| Erwinia Chrysanthemi | |||||||||
|---|---|---|---|---|---|---|---|---|---|
| Classification | |||||||||
| Règne | Bacteria | ||||||||
| Embranchement | Proteobacteria | ||||||||
| Classe | Gamma Proteobacteria | ||||||||
| Ordre | Enterobacteriales | ||||||||
| Famille | Enterobacteriaceae | ||||||||
| Genre | Dickeya | ||||||||
| | |||||||||
Erwinia chrysanthemi ou Dickeya dadantii (dénomination plus récente), est une bactérie à Gram négatif. Ce phytopathogène provoque la maladie de la pourriture molle (soft rot en anglais) à savoir une macération des tissus.
La maladie de la pourriture molle touche de nombreuses cultures des régions tempérées et tropicales. De plus, le spectre d'hôte d'Erwinia chrysanthemi est large ce qui conduit à de nombreux dégâts. Les plantes touchées sont le tubercule de pomme de terre, la betterave, l'endive, la tomate, etc. La période d'incubation est assez longue. Elle peut durer plusieurs mois et est asymptomatique.

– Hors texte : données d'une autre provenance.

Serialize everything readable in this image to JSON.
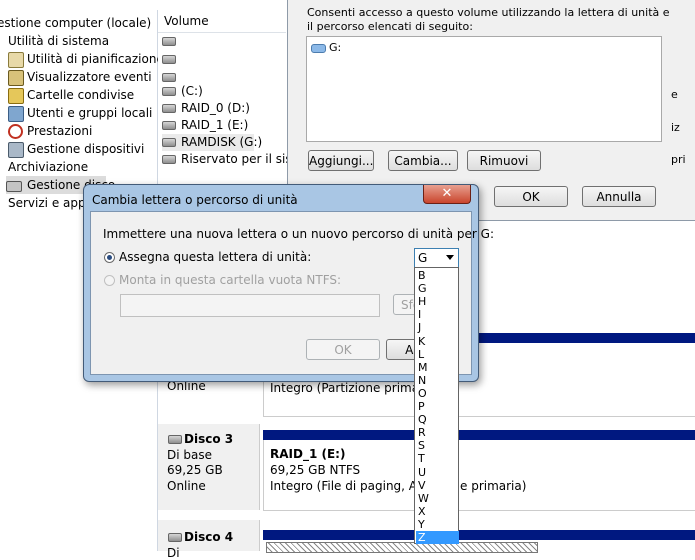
{
  "tree": {
    "items": [
      {
        "label": "estione computer (locale)",
        "icon": "computer-management-icon"
      },
      {
        "label": "Utilità di sistema",
        "icon": ""
      },
      {
        "label": "Utilità di pianificazione",
        "icon": "clock-icon"
      },
      {
        "label": "Visualizzatore eventi",
        "icon": "event-viewer-icon"
      },
      {
        "label": "Cartelle condivise",
        "icon": "shared-folder-icon"
      },
      {
        "label": "Utenti e gruppi locali",
        "icon": "users-icon"
      },
      {
        "label": "Prestazioni",
        "icon": "performance-icon"
      },
      {
        "label": "Gestione dispositivi",
        "icon": "device-manager-icon"
      },
      {
        "label": "Archiviazione",
        "icon": ""
      },
      {
        "label": "Gestione disco",
        "icon": "disk-management-icon"
      },
      {
        "label": "Servizi e applic",
        "icon": "services-icon"
      }
    ]
  },
  "volume_list": {
    "header": "Volume",
    "rows": [
      "",
      "",
      "",
      "(C:)",
      "RAID_0 (D:)",
      "RAID_1 (E:)",
      "RAMDISK (G:)",
      "Riservato per il sistem"
    ]
  },
  "props_dialog": {
    "description": "Consenti accesso a questo volume utilizzando la lettera di unità e il percorso elencati di seguito:",
    "path_item": "G:",
    "add_label": "Aggiungi...",
    "change_label": "Cambia...",
    "remove_label": "Rimuovi",
    "ok_label": "OK",
    "cancel_label": "Annulla",
    "right_fragments": [
      "e",
      "iz",
      "pri"
    ]
  },
  "modal": {
    "title": "Cambia lettera o percorso di unità",
    "close_glyph": "✕",
    "instruction": "Immettere una nuova lettera o un nuovo percorso di unità per G:",
    "assign_label": "Assegna questa lettera di unità:",
    "mount_label": "Monta in questa cartella vuota NTFS:",
    "browse_label": "Sfo",
    "ok_label": "OK",
    "cancel_label": "An",
    "selected_letter": "G",
    "letters": [
      "B",
      "G",
      "H",
      "I",
      "J",
      "K",
      "L",
      "M",
      "N",
      "O",
      "P",
      "Q",
      "R",
      "S",
      "T",
      "U",
      "V",
      "W",
      "X",
      "Y",
      "Z"
    ],
    "highlighted": "Z"
  },
  "disks": {
    "online_top": "Online",
    "status_top": "Integro (Partizione primaria",
    "disk3": {
      "name": "Disco 3",
      "type": "Di base",
      "size": "69,25 GB",
      "status": "Online"
    },
    "disk3_volume": {
      "name": "RAID_1  (E:)",
      "fs": "69,25 GB NTFS",
      "status": "Integro (File di paging, Attiv",
      "status_tail": "e primaria)"
    },
    "disk4": {
      "name": "Disco 4",
      "type": "Di"
    }
  }
}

La pathogénicité d'Erwinia est étudiée depuis plus de quatre-vingt ans. De réelles avancées dans la compréhension de la maladie ont été réalisées ces vingt dernières années grâce notamment à des approches moléculaires. Ainsi, il a été découvert que la bactérie injectait des protéines dans la plante afin de déclencher la maladie.
Différents paramètres favorisent la maladie. Tout d'abord, l'eau est un élément indispensable pour un développement optimal de la maladie. Ensuite, une concentration en oxygène limitée semble également nécessaire. Enfin, la température est un facteur important. Il a été démontré que la variation de la température avait des répercussions sur la production d'enzyme de dégradation de la paroi cellulaire. De plus, la température de 20°C est une température seuil en deçà de laquelle on n'observe plus de pathogénicité.
La pathogénicité de la bactérie repose sur la sécrétion d'exoenzymes qui permettent la libération de nutriments nécessaire à la croissance. Ces enzymes sont :
Ces enzymes sont sécrétés par différents systèmes et notamment par le système de sécrétion de type II. Ce système de sécrétion permet de traverser le périplasme et les 2 membranes.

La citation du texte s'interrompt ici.